The study of Physicochemical and Organoleptical features of Traditional Ice Cream produced from Sheep's and Cow's milk

Authors
1 Innovative Technologies in Functional Food Production Research Center, Varamin-Pishva Branch, Islamic Azad University, Varamin, Iran.
2 MSC Student, Department of Food Science and Technology, Varamin Branch, Islamic Azad University, Varamin,Iran.
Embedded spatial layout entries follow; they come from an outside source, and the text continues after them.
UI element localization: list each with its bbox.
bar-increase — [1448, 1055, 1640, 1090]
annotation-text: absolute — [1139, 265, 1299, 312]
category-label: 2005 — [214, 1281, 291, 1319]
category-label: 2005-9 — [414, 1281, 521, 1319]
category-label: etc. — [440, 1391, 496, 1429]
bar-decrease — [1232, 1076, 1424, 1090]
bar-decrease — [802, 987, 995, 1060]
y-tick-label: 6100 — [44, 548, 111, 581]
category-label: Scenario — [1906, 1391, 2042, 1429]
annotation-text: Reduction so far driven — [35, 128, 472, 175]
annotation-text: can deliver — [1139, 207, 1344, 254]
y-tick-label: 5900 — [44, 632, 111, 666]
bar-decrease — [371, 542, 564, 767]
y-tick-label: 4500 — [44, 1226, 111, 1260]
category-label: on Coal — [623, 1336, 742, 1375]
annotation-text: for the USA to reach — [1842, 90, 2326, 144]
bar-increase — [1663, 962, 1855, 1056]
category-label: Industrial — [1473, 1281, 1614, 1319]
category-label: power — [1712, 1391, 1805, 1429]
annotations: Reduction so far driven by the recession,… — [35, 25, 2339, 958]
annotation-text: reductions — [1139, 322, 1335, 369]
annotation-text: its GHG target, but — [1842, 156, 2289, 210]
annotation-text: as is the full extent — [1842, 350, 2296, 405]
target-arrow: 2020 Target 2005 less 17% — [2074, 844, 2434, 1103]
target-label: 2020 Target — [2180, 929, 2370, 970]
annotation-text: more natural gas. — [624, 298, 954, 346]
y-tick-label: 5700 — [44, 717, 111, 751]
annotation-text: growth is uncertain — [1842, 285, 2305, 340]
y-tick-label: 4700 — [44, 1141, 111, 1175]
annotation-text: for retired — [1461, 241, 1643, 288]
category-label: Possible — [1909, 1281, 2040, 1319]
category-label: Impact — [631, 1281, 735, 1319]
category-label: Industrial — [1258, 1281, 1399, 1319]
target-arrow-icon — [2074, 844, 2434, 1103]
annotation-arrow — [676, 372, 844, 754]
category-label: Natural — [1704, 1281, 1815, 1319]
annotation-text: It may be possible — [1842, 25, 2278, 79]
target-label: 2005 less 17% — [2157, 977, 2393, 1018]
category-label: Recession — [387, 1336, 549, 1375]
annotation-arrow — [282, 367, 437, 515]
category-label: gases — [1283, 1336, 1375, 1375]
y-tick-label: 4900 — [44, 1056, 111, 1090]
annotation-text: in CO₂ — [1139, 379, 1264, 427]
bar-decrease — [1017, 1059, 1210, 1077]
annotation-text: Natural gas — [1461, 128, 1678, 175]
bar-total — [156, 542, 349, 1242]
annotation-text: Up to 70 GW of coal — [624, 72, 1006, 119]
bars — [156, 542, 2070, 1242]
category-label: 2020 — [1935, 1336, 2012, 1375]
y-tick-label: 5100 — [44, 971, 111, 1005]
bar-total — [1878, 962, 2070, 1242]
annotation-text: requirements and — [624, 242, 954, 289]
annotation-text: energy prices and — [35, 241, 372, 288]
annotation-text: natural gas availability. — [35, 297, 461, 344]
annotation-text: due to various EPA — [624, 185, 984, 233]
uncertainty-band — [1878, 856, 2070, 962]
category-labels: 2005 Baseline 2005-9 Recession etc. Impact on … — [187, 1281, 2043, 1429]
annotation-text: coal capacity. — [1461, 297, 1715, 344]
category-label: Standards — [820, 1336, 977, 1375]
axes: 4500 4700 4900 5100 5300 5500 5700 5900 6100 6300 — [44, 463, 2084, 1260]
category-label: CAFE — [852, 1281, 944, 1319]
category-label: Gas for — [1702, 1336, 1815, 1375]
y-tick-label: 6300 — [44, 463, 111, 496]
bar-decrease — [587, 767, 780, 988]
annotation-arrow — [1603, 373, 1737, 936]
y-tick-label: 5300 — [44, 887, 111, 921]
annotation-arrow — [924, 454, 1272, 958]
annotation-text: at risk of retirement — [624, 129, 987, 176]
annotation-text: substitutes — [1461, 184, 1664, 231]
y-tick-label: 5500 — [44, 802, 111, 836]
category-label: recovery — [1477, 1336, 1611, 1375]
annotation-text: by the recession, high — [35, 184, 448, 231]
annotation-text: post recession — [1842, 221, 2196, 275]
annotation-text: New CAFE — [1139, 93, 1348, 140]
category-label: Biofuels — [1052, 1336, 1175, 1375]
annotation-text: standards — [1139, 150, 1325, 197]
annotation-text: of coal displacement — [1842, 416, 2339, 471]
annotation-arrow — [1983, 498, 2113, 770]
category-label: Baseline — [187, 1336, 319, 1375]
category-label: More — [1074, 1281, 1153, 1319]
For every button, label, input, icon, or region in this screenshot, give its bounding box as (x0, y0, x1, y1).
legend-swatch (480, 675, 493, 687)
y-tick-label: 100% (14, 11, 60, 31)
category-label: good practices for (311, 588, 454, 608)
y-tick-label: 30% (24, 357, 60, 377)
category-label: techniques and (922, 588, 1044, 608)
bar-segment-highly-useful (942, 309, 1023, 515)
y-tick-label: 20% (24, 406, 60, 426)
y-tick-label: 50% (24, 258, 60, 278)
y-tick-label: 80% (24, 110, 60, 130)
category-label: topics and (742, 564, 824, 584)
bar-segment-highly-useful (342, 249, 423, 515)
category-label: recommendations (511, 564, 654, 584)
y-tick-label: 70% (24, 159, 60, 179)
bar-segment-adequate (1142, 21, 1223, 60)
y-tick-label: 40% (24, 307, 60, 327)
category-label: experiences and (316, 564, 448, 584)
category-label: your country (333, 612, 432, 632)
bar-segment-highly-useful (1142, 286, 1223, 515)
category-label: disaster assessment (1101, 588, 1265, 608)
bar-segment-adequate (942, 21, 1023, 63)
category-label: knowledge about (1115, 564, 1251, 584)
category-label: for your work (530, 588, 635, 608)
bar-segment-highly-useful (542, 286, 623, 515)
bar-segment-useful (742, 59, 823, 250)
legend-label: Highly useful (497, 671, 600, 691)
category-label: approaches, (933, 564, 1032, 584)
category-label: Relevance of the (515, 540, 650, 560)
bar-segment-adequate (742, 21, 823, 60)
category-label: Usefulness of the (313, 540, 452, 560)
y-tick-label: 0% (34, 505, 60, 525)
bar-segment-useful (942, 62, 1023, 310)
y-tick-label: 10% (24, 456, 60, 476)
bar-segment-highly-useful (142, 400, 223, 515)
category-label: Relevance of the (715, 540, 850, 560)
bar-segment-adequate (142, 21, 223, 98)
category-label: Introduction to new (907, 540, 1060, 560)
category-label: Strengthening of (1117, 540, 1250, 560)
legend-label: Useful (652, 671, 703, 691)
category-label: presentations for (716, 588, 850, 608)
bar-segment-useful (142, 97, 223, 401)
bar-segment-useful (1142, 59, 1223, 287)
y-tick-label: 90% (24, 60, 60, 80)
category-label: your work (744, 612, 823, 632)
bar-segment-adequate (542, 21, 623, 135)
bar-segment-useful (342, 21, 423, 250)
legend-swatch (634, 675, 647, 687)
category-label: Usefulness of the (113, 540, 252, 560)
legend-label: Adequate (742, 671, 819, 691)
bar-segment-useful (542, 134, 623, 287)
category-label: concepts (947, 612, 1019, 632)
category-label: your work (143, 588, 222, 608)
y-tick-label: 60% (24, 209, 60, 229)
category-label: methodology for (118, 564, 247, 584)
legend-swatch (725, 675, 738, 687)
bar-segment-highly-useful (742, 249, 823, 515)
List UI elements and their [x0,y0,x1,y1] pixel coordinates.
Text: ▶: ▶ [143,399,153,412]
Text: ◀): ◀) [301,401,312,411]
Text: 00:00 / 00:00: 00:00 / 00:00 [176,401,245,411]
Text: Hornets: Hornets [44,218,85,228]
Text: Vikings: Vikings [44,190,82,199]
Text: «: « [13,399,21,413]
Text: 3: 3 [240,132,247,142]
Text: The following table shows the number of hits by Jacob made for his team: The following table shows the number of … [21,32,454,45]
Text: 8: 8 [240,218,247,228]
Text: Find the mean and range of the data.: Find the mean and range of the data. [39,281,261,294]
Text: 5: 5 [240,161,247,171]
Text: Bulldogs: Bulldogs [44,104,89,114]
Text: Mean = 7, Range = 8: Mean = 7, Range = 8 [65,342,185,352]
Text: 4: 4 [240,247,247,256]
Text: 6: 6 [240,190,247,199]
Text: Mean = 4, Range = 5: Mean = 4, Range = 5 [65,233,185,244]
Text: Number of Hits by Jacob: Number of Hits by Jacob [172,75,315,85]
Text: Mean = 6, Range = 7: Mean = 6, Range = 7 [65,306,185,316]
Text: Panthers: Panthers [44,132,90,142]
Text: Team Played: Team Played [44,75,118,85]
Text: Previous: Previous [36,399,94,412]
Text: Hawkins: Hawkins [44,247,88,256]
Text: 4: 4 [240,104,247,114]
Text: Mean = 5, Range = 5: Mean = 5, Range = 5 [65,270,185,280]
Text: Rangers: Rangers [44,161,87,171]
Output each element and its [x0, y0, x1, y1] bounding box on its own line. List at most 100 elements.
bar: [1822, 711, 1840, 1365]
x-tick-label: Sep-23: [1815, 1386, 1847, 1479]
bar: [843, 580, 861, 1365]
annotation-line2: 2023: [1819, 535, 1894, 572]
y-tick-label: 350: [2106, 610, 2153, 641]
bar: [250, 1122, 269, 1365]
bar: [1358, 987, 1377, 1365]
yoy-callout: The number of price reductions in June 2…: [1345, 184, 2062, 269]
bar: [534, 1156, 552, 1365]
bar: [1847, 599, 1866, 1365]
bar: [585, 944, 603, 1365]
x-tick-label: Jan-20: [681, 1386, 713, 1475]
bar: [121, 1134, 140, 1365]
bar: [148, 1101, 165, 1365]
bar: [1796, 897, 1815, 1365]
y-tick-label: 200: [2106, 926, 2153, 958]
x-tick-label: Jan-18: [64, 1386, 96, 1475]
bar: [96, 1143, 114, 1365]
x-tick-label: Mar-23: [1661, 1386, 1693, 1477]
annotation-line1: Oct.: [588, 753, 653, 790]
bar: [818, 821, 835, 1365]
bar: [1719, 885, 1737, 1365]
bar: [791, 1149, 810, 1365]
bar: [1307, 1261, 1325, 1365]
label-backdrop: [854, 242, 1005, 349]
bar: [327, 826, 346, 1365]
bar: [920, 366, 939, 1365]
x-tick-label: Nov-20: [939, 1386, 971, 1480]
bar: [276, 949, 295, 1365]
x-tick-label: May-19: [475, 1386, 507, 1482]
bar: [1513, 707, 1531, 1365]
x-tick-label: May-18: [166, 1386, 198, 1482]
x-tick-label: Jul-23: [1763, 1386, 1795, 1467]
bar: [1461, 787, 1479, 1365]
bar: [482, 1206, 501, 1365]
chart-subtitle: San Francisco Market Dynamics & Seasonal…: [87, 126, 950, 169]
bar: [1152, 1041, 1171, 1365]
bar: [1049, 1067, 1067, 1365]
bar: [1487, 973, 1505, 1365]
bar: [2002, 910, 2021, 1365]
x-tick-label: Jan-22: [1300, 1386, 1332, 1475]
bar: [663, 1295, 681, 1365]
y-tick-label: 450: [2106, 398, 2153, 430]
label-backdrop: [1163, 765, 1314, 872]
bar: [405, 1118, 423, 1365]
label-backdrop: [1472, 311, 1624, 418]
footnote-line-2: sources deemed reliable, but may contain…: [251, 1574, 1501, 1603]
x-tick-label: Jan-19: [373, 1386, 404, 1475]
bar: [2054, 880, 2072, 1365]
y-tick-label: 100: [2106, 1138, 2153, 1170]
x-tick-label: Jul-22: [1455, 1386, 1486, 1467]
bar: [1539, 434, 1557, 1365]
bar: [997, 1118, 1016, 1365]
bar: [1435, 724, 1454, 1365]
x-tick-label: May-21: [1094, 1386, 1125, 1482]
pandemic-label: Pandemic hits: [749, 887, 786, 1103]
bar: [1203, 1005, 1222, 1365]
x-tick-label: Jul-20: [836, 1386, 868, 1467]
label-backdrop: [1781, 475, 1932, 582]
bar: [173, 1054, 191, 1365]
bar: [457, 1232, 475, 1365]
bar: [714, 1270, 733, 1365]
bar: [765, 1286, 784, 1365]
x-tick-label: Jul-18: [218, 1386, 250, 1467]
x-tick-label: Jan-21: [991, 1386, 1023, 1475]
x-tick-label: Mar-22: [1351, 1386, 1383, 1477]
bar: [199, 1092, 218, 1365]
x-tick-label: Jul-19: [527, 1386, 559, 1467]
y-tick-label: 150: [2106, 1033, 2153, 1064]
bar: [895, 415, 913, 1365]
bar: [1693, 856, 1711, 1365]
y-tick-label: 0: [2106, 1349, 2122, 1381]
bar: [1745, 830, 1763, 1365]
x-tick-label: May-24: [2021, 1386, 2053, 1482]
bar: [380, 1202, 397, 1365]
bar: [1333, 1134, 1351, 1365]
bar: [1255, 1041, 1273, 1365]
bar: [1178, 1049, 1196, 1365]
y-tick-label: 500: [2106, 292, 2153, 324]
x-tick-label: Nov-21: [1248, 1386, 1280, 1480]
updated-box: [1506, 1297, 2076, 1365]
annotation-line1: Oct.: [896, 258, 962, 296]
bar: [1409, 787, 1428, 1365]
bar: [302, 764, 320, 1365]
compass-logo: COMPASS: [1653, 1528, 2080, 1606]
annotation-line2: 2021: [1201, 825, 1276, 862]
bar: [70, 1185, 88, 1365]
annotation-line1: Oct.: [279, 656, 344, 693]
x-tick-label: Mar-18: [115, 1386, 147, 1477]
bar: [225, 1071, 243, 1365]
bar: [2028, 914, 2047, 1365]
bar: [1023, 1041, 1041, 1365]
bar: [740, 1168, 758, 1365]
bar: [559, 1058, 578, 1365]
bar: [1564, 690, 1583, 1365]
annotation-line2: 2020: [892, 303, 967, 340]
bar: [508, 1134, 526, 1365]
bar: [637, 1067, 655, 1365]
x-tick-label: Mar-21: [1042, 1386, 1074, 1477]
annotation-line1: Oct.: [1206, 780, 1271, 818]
3 Assistant professor, Department of Food Science and Technology, Faculty of Agriculture, Varamin-Pishva Branch, Islamic Azad University, Varamin, Iran.
Abstract
High nutritional properties and therapeutic effects of sheep milk and dairy products can help many of the body's needs with its beneficial effects. Different percentages of cow's and sheep's milk (25, 50, 75 and 100%) were used in the preparation of traditional ice cream. Physicochemical and sensory tests such as pH, acidity (Dornik), fat percentages, melting resistance, dry matter and sensorial features such as flavor, odour, texture, sweetness and acceptability were studied. This research has 5 treatments and all tests were performed with 3 replications. Duncan's multiple range test was used to determine the difference between means at 95% confidence level and SPSS software was used for statistical analysis. The percentage of overrun in all samples was 30% as the same. The higher the percentage of cow's milk in the ice cream formulation, the lower the acidity, and conversely, the higher the percentage of sheep's milk in the ice cream formulation, the higher the acidity was observed. The pH of sample containing 100% cow's milk was highest. Traditional ice cream containing 75% of sheep's milk, had the highest percentages of fat, dry matter and melt resistance. According to the 5-point Hedonic sensorial features treatment containing 50% of cow's milk and 50% sheep had a higher sensory rating than other treatments, and also in terms of characteristics Sensory senses are closer to the control treatment and are introduced as superior treatments.